Ripin Kalra, a senior research fellow at the University of Westminster, revisited three disaster-reconstruction sites in India, two earthquake sites and one affected by a super-cyclone. The visit came 15 years after his original visits in the immediate aftermath of the disaster(s).
The humanitarian sector is seeking ways and means to improve standards of 'shelter'
delivered by humanitarian agencies. The author concludes that there are several lessons that can be learned in order to build back better'' in future.
1. Consult the community on impact before implementing plans. There is a substantial transition period between emergency relief and reconstruction. Architects and other built environmental professionals should engage with communities to review the impact of any
reconstruction plans on the community. Such consultation should be extended to include any socially disadvantaged groups.
2. Building back better, not necessarily faster. There are enormous pressures to build permanent buildings and re-house faster. Preparing and engaging a community takes time and (unless the weather is extremely harsh) permanent shelter may be less important than investing in the future sustainability of the community. These can include discussing design opportunities for change, strengthening social/ cultural - networks through design and layouts, providing safe building skills, new sources of income and restoring community confidence.

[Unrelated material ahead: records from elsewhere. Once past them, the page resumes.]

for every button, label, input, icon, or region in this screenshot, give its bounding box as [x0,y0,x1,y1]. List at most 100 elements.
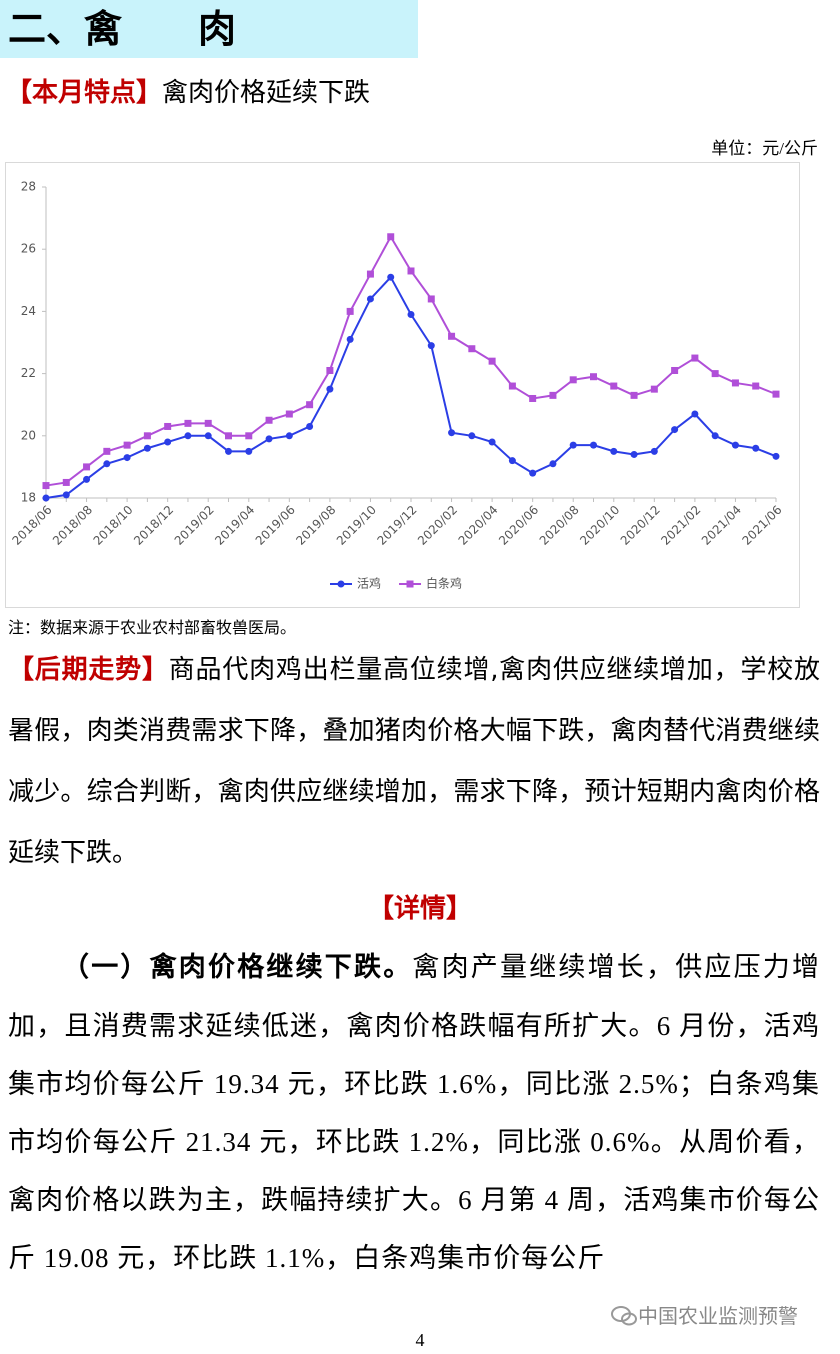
data-point [326,385,334,393]
details-heading: 【详情】 [367,894,472,924]
data-point [62,491,70,499]
data-point [752,382,760,390]
data-point [549,460,557,468]
details-lead: （一）禽肉价格继续下跌。 [62,952,413,983]
details: （一）禽肉价格继续下跌。禽肉产量继续增长，供应压力增加，且消费需求延续低迷，禽肉… [8,938,820,1287]
data-point [590,441,597,449]
y-tick-label: 20 [21,428,36,442]
data-point [407,311,415,319]
data-point [549,391,557,399]
section-title: 二、禽 肉 [0,0,418,58]
y-tick-label: 18 [21,491,36,505]
data-point [468,345,476,353]
y-tick-label: 22 [21,366,36,380]
data-point [204,419,212,427]
data-point [245,447,253,455]
data-point [265,435,273,443]
data-point [488,357,496,365]
wechat-icon [611,1306,637,1326]
unit: 单位：元/公斤 [711,139,818,158]
data-point [711,370,719,378]
data-point [204,432,212,440]
data-point [265,416,273,424]
data-point [671,366,679,374]
data-point [326,366,334,374]
data-point [772,452,780,460]
data-point [448,429,456,437]
data-point [529,394,537,402]
data-point [752,444,760,452]
y-tick-label: 26 [21,242,36,256]
data-point [306,401,314,409]
data-point [245,432,253,440]
legend-marker [337,580,345,588]
data-point [366,295,374,303]
data-point [103,460,111,468]
outlook-text: 商品代肉鸡出栏量高位续增,禽肉供应继续增加，学校放暑假，肉类消费需求下降，叠加猪… [8,655,820,868]
data-point [590,373,597,381]
data-point [630,450,638,458]
watermark: 中国农业监测预警 [610,1300,798,1329]
data-point [569,441,577,449]
chart-frame [5,162,800,608]
page-number: 4 [415,1330,425,1350]
data-point [123,441,131,449]
chart: 1820222426282018/062018/082018/102018/12… [5,162,800,608]
data-point [427,342,435,350]
data-point [346,307,354,315]
y-tick-label: 24 [21,304,36,318]
data-point [610,447,618,455]
data-point [427,295,435,303]
highlight-text: 禽肉价格延续下跌 [162,78,371,108]
data-point [123,454,131,462]
data-point [346,335,354,343]
data-point [164,422,172,430]
data-point [103,447,111,455]
data-point [42,482,50,490]
data-point [671,426,679,434]
data-point [387,273,395,281]
data-point [529,469,537,477]
data-point [731,379,739,387]
highlight: 【本月特点】禽肉价格延续下跌 [6,72,370,109]
data-point [691,354,699,362]
data-point [366,270,374,278]
data-point [610,382,618,390]
highlight-label: 【本月特点】 [6,78,163,108]
legend-label: 活鸡 [357,576,381,591]
data-point [387,233,395,241]
legend-label: 白条鸡 [426,576,462,591]
data-point [630,391,638,399]
data-point [569,376,577,384]
legend-marker [406,580,414,588]
data-point [225,447,232,455]
data-point [306,422,314,430]
data-point [772,390,780,398]
data-point [650,385,658,393]
data-point [62,478,70,486]
watermark-text: 中国农业监测预警 [638,1304,798,1328]
data-point [650,447,658,455]
data-point [285,410,293,418]
data-point [225,432,232,440]
data-point [691,410,699,418]
data-point [468,432,476,440]
data-point [164,438,172,446]
details-text: 禽肉产量继续增长，供应压力增加，且消费需求延续低迷，禽肉价格跌幅有所扩大。6 月… [8,952,821,1273]
data-point [285,432,293,440]
data-point [508,457,516,465]
data-point [143,444,151,452]
data-point [711,432,719,440]
data-point [83,463,91,471]
data-point [42,494,50,502]
outlook: 【后期走势】商品代肉鸡出栏量高位续增,禽肉供应继续增加，学校放暑假，肉类消费需求… [8,640,820,884]
data-point [448,332,456,340]
outlook-label: 【后期走势】 [8,655,169,685]
data-point [508,382,516,390]
note: 注：数据来源于农业农村部畜牧兽医局。 [8,620,297,637]
data-point [407,267,415,275]
data-point [83,475,91,483]
data-point [143,432,151,440]
data-point [731,441,739,449]
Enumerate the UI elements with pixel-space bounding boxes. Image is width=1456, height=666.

3. Relocation as a last resort. Relocation can adversely affect the community economy as well as their social and cultural fabric. It should only be considered as the last resort if the site is geo-technically un-buildable.
4. Local building culture. Design of houses and choice of materials should consider the local building practices. Engineered structures are only a good investment if there are adequate resources to maintain and manage the building for its full design life.
5. Assuring quality. Currently a majority of reconstruction is carried out without any longterm assurance on design and construction quality. Architects should respond to the
communities as both clients and design partners. Architects should aim for a complete built environment, not just disaster-resistant shells for living. Good access, Water, sanitation and energy are all essential contributions to building back better.
6. Association. External agencies need to develop partnerships with local agencies and local government to extend their input in building back until there is a strong local base to build safely and monitor safety.
7. Trauma. As observed, trauma lasts for many years and Architects need to work with local community workers to overcome fears about buildings, through dialogue and design.